Marking approach
Scholia is built around a single observation: marking a cohort does not mean assigning arbitrary numbers. Markers assign outcomes. A student either attempted the question or did not; they either demonstrated the key technique or applied it incorrectly; they either reached the correct answer or made a specific error. These outcomes repeat across the cohort, and the mark is a consequence of the outcome, not an independent judgement.
Category-based marking. Scholia expresses this directly. The marking scheme defines a finite set of categories for each question; each category has a mark and a feedback string. When marking a student, the marker decides which category their response falls into and records that label. The numeric mark is derived from the scheme, not entered directly.
Post-hoc adjustment. This separation has a practical benefit: marks
can be adjusted after the fact without re-reading any student's work. If,
having marked 30 scripts, category c in q1(a) should be worth 5 marks
rather than 6 (because the initial judgement was too lenient, or to fit
an expected grade profile), editing one line in scheme.yaml and
re-running scholia mark is sufficient. All feedback and statistics are
regenerated consistently. No student record needs editing.
Adding categories mid-marking. Similarly, if a student's response does not fit any existing category, a new one is added to the scheme rather than forcing a fit. This keeps the scheme honest and allows precise feedback for edge cases, while keeping the most common outcomes grouped.

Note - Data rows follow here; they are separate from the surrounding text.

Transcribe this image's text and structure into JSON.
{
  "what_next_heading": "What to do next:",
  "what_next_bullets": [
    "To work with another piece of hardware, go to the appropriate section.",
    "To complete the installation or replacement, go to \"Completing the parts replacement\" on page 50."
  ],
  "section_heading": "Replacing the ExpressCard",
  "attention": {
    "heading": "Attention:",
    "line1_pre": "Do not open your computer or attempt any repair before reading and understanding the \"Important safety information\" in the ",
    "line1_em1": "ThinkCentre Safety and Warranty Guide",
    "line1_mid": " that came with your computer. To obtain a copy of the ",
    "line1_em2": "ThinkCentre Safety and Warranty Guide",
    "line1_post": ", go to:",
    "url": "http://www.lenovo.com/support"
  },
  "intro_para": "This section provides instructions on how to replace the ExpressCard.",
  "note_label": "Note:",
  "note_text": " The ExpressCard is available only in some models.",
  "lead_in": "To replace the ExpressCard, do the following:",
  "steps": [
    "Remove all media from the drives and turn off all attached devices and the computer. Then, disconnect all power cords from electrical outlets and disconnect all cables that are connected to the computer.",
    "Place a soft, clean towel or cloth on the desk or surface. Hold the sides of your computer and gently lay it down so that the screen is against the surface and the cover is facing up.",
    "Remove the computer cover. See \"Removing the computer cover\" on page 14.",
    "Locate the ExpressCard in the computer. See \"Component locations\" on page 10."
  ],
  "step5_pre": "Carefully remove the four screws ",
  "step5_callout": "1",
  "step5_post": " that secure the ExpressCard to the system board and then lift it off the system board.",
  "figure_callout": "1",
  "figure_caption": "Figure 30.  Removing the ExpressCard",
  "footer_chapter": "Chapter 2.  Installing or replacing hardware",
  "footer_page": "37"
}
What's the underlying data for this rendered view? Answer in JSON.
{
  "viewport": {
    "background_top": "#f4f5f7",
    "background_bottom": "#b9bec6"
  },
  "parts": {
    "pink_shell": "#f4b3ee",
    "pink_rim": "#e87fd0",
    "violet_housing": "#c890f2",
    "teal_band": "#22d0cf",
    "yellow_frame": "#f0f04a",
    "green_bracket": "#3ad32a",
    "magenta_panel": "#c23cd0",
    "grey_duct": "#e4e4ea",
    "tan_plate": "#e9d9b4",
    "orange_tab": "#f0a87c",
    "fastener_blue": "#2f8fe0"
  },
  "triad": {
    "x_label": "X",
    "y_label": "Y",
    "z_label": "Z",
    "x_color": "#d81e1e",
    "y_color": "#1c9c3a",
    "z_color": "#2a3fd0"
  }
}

Numeric marks as a summary. Scholia treats numeric marks as a summary statistic derived from qualitative judgements, rather than as the primary object. The feedback text, not the number, is the main output. The total mark appears in the feedback file for the student's reference, and in the cohort summary for analysis.
This approach is closely related to rubric-based marking as discussed in the educational assessment literature. Panadero and Jonsson (2013) review how scoring rubrics support formative assessment, noting that separating qualitative judgement from numeric scoring improves consistency and the quality of feedback returned to students. The earlier review by Jonsson and Svingby (2007) reaches similar conclusions and is now a standard reference on rubric reliability and validity. Scholia provides a lightweight implementation of the same principle, suited to the kind of written assessment common in mathematics and related disciplines, where a small number of distinct error types account for most of the variation in student responses.
References
Jonsson, A. and Svingby, G. (2007). The use of scoring rubrics: Reliability, validity and educational consequences. Educational Research Review, 2(2), 130–144.
Panadero, E. and Jonsson, A. (2013). The use of scoring rubrics for formative assessment purposes revisited: A review. Educational Research Review, 9, 129–144.